How to Get on the PhD Course

#1

Quick question for those of you looking to study a PhD, how did you choose your subject and did you stay at the same place that you did your undergraduate degree. Increasingly I’ve seen that there is a need to do a Masters in the first year and then they decide whether or not to let you continue onto a PhD course. I’m a bit worried about that on the basis that it would potentially mean that you could do a one year of the course and then get turfed out without the chance of a PhD. I suppose if you have already done an undergraduate course at the university then you are a known quantity and more likely to make it the whole way through the course.
How many people who do a PhD are already in discussions with their tutors from undergraduate so are effectively lined up to do the post graduate course? My main problem is that I am really keen to do a PhD but not necessarily in the same place that I studied my undergraduate so does anyone have any tips of how to deal with this?
Thanks!

#2

Although I haven’t gone down the PhD route I did look into it in quite a bit of depth a few years ago so hopefully I can share at least some of my experiences. One of the main ways that I chose the potential PhD course to apply for was based on my own experiences and geographical location (this was largely down to money though as I had to be based in or around my home city to help with costs). I also considered what precise area I was passionate about and then looked to see which institutions would have individuals with the necessary expertise to help. I also went through all of the research areas within my shortlisted group so that I could hone in on one or two key individuals. Issues such as scholarships and bursaries were also relevant to me.
Hope that helps a bit!

#3

The question of how to decide on a PhD is always a vexing one as some people like to stay with their alma mater whilst others feel a fresh university may be of use. There really is no set determinant in this area. It may be that your alma mater may view you favourably, but you will still need to produce a proposal of high quality to be accepted, and that will also be determined by if there are supervisors available who have the experience and time to supervise.
The proposal should be offered to three universities and then you will have a good chance of being properly placed.
I myself am supervising a PhD student at LSE who was originally at Brunel University. The change in university has come about because the student has a particular type of autism and Brunel could not offer the support needed. The university were aware of this from the start but did not factor it in to the supervisor’s programme. The issue I am raising here is that you need to meet the supervisor(s) face to face so that you can try and asses whether they are right for you, and indeed if you are right for them.
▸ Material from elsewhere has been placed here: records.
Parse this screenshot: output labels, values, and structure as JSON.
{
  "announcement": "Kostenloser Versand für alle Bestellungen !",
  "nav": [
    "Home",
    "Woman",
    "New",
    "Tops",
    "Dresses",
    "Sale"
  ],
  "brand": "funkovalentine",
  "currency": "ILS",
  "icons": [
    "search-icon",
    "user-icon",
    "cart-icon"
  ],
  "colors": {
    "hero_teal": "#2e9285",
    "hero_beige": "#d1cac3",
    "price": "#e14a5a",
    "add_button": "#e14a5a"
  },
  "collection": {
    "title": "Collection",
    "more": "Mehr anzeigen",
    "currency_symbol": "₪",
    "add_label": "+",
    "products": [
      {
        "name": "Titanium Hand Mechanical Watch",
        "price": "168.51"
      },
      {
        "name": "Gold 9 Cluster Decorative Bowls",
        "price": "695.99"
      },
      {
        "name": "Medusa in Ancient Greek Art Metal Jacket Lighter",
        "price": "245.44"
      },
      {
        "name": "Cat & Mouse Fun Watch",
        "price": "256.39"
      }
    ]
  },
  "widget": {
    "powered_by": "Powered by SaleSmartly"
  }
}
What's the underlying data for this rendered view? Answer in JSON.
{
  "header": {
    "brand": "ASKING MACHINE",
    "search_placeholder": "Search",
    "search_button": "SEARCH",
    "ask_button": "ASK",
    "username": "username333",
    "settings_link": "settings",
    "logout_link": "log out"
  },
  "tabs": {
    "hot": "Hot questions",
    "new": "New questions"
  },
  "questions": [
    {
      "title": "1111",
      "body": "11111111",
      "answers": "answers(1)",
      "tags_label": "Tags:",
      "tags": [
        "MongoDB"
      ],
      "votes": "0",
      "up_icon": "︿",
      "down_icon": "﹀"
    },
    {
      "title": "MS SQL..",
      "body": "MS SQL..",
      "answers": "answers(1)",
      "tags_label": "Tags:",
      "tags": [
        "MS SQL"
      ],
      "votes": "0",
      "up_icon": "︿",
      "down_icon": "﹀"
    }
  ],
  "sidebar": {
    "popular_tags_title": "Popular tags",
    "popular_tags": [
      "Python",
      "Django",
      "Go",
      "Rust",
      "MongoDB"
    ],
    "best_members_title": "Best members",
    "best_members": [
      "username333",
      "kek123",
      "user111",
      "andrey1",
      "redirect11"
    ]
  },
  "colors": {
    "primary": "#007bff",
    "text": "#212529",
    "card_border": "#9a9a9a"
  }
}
It should always be remembered that the relationship will last for more than three years in most cases and thus there must be compatibility. I myself have in the last 6 months rejected 2 proposals as I felt that the suggested topics did not have enough depth of research. A PhD is not an easy option and thus it is preferred that a masters has been undertaken as this provides an indication that the student can undertake a research based degree. Whilst a person may believe that they are PhD material sometimes the answer must be no as the supervisor will not see the ability to complete what is an arduous degree.

#4

That’s interesting, and really good to hear about it from the perspective of the supervisor. I hadn’t really thought about the importance of compatibility and other issues such as whether or not learning issues can be supported and actually on thinking about it I do think this is considerably more important than we give it credit for.
There is no denying that a PhD is an academic pursuit and finding a supervisor / university that are able to facilitate this high level of study in the specific area is likely to be paramount, the secondary issues that you have listed on actual relevant than perhaps we give them credit for. Clearly a supervisor will often play devils advocate, but if there is a complete clash in thoughts or worse still, a personality clash the relationship will soon break down and it is unlikely that the Ph.D. will be successful.
Perhaps this is the reason that many students choose to continue their Ph.D. in the place that they did their undergraduate degree as the relationship with the particular tutor has already proven?
This raises the interesting point that students need to pay much more attention to the individual tutors than necessary the reputation of the Department or the University when applying for Ph.Ds.

N

#5

Stella. There is a vast amount of truth in what you say. The reputation of a university faculty must of course be considered, but the faculty is made up of people and as we all know people are individual and thus relationships matter. I as a supervisor insist that we have a trial run so to speak, so I normally ask a candidate to submit their proposal and if it is agreeable, with other members of the faculty I will accept the candidate on what is effectively a three month trial. In that period I will attempt to spend 15-20 hours with the candidate so we can feel each other out. If there is incompatability then I will see if another supervisor can be appointed but workload may not permit. In these cases the PhD student has fees refunded and is offered advice on where to present their proposal. It is not fair to either party to continue in an unequal relationship. If the proposal stands up at my faculty then I venture to suggest it will at others.
PhD’s are an academic pursuit and need absolute application by all parties and thus I limit my supervision to 6 students at any one time, preferably only having 4 students.
There are some universities which have specifically recognised the needs of the disabled of those with other learning challenges and these should be highlighted in some circumstances. PhD’s are no guarantee to a good job or to entry into academia but they do open up windows of opportunity so their must be input and understanding on both sides of the equation.